Judging by the success Hallmark has made of Bentley, Reichman is expecting adroit leadership but doesn’t underestimate the size of the management task. 

“Felisa and Fedeli were traditional engineering men,” he says. “They knew how to steer the ship the way it was capable of going. But Adrian has to steer into territory that isn’t well known. Of course he’ll have know-how from his former employer. He won’t be able to share it, but he’ll certainly know what he’s seen.”

In 19 years Reichman has launched some rule-breaking Astons, including the four-door Rapide, the tiny Toyota-based Cygnet (“miles too far ahead of its time”) and the DBX (“it’s 50% of what we do today”), so I ask whether he sees another white space that Aston could fill. And see it he does.

“I see a big space between a sports coupé and a car like the DBX,” he says, “but it’s not a saloon. Look at our DB12. It’s 1320mm tall and a DBX is close to 1600mm. I see a lot of space between DB12 and DBX, maybe something a little taller than the Bentley Continental GT at 1495mm. At that height it could easily have four doors and a shorter wheelbase – especially when you add electrification.

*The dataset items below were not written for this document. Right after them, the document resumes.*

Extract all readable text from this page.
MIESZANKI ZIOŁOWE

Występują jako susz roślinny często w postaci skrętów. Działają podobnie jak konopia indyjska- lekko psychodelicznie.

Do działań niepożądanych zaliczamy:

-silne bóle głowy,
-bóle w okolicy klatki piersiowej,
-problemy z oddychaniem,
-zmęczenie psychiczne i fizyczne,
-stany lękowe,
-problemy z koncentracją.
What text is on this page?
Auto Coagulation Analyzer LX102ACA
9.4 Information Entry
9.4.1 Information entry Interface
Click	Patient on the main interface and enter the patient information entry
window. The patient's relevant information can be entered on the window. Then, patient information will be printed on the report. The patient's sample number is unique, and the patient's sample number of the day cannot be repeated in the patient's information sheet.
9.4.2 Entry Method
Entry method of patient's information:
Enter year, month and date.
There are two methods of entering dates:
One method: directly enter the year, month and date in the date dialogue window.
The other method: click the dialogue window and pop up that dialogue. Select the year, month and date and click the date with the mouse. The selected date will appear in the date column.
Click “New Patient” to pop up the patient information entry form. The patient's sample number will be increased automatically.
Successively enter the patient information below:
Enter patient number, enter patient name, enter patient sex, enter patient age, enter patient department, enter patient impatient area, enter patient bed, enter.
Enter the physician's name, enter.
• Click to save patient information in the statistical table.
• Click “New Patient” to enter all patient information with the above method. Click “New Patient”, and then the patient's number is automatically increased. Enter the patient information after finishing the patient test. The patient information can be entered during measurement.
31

You don’t have this huge, heavy lump of steel that needs to go somewhere inconvenient. The body overhangs can be more compact, too, because without the engine and fuel tank you can design them better for crashing.

“I’m not saying we’ll do a car like this, but I’ll tell you one thing: whatever we design will be powerful. 

“The strategists tell us the horsepower battle will end at some point. But it won’t. There’s a natural tendency for people to want to say – and show – that they’ve got more power than you. Really powerful cars now have 2000bhp, and I don’t believe that’s the end. Why? Because chassis technology will allow you to use it.”